Nora clutched her arm, Sancti dangling from her other hand. “They were coming to join him. But then Father saw that Sir Virtus had taken Arceo. He was angry about the theft of the relic.”

Her parents had cared more for this dagger than their daughter. Even as Dav’s hand tightened around Sir Virtus’s throat, he knew Nora’s first enemies were already dead. And they had left her with scars so deep, she could not even bring herself to acknowledge that what they’d done was wrong.

Dav fingered Arceo’s hilt in his free hand. All of Hespera’s sacred tenets faded from his mind under the red haze of his rage and grief. He wanted to drive the blade into Sir Virtus’s heart. Once for Rahim. Again for Nora. Over and over for all the blows he could not deal her parents.

While Dav had been writing research treatises in the placid halls of Orthros, Nora had been here. Every day of her life had brought suffering. When Dav had begged his brother not to waste his power on ungrateful mortals, Rahim had come here. He had risked everything to save this one life.

It took all of Dav’s Will not to tear Sir Virtus apart with the dagger. But the memory of his brother’s gentle aura stayed his hand.

Vengeance was not a word his brother had known, nor a word Queen Soteira had taught Dav.

Revenge was different from justice.

Dav swung the dagger with all his immortal might. He listened to Sir Virtus scream and heard the blade point crack the shield. He left the man pinned to the shrine, Arceo embedded in his shoulder, his heart still beating.

Nora stared at Dav. “Don’t you want your revenge?”

“I didn’t come here for that. I came for you. What do you want?”

She spun toward Sir Virtus, her knuckles white on Sancti’s hilt. “I want him to know how I felt.”

At last, her anger and her dagger were aimed at the same target. The whites of Sir Virtus’s eyes showed as he watched his judgment approach.

Nora plunged the Blade of Purification into Sir Virtus’s other shoulder. The magic of the two daggers collided in a glare of light. Memories flared across the surface of his thoughts, coming to Dav in glimpses. Nora’s parents, falling dead. Nora, weeping, begging him for compassion. He began to sob, muttering confessions.

Nora staggered back. “What’s happening? Sancti never did this to me.”

“It must be the combined magic of both daggers. His own transgressions are flashing before his eyes, over and over.” Dav mustered his power to shut out Sir Virtus’s thoughts.

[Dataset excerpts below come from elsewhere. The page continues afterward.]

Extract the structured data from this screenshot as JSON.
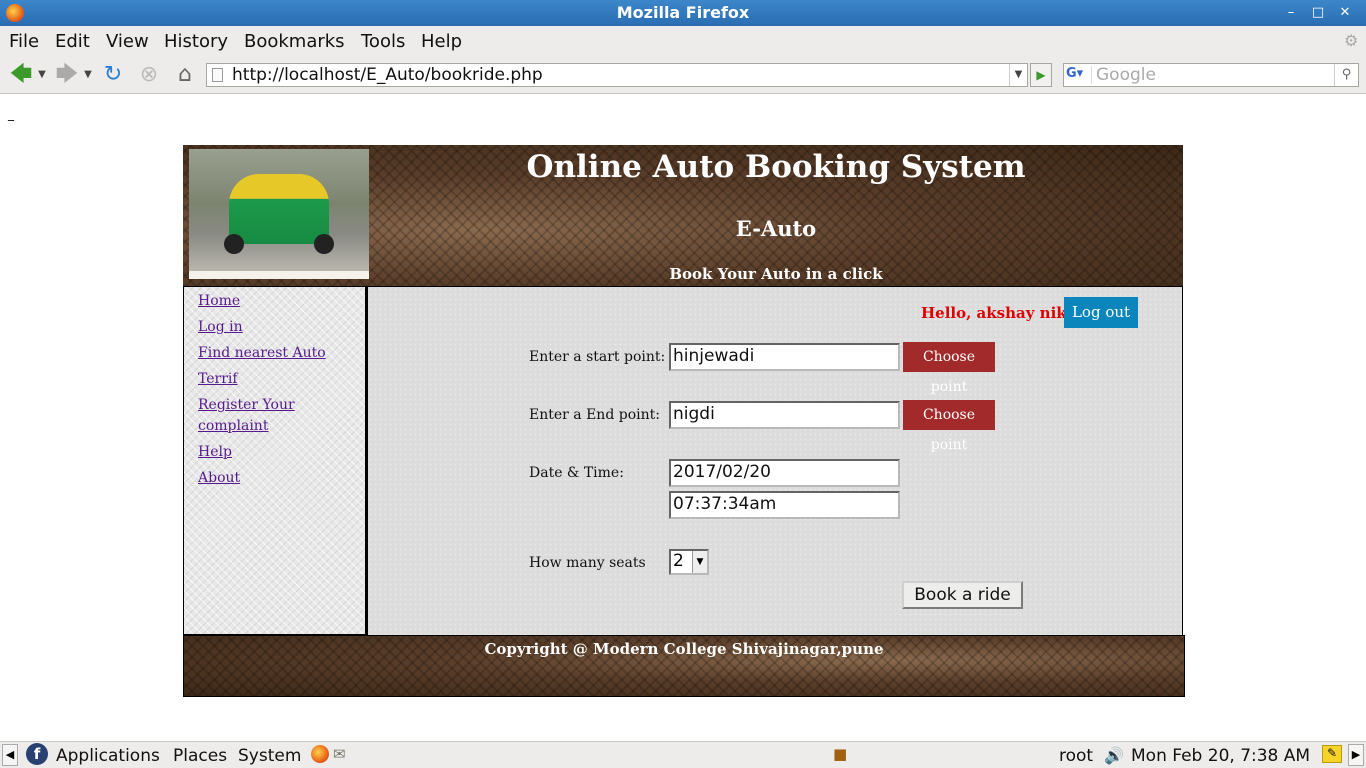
{
  "window": {
    "title": "Mozilla Firefox"
  },
  "menu": [
    "File",
    "Edit",
    "View",
    "History",
    "Bookmarks",
    "Tools",
    "Help"
  ],
  "nav": {
    "url": "http://localhost/E_Auto/bookride.php",
    "search_placeholder": "Google"
  },
  "page": {
    "cursor_mark": "_",
    "site_title": "Online Auto Booking System",
    "site_subtitle": "E-Auto",
    "site_tagline": "Book Your Auto in a click",
    "sidebar": [
      "Home",
      "Log in",
      "Find nearest Auto",
      "Terrif",
      "Register Your complaint",
      "Help",
      "About"
    ],
    "greeting": "Hello, akshay nikam",
    "logout_label": "Log out",
    "form": {
      "start_label": "Enter a start point:",
      "start_value": "hinjewadi",
      "end_label": "Enter a End point:",
      "end_value": "nigdi",
      "choose_label": "Choose point",
      "datetime_label": "Date & Time:",
      "date_value": "2017/02/20",
      "time_value": "07:37:34am",
      "seats_label": "How many seats",
      "seats_value": "2",
      "book_label": "Book a ride"
    },
    "footer": "Copyright @ Modern College Shivajinagar,pune"
  },
  "taskbar": {
    "applications": "Applications",
    "places": "Places",
    "system": "System",
    "user": "root",
    "clock": "Mon Feb 20,  7:38 AM"
  }
}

With his senses clear, he heard the heavy footfalls in the corridors and the voices of men rising through the fortress. He slammed the door shut with his Will.

“Dav, what is it?” Nora asked.

“A large party of warriors is approaching the shrine.”

Nora swore. “The other knights have arrived.”

“What will they do with him if they find him like this?”

Nora’s lip curled. “The Grand Master will hear his confessions and strip away everything he ever worked for in the Order.”

“That sounds like justice to me.”

The voices drew nearer. Nora hesitated.

“They can’t find us here,” Dav said.

Her eyes beseeched him. “You know you must bring me back.”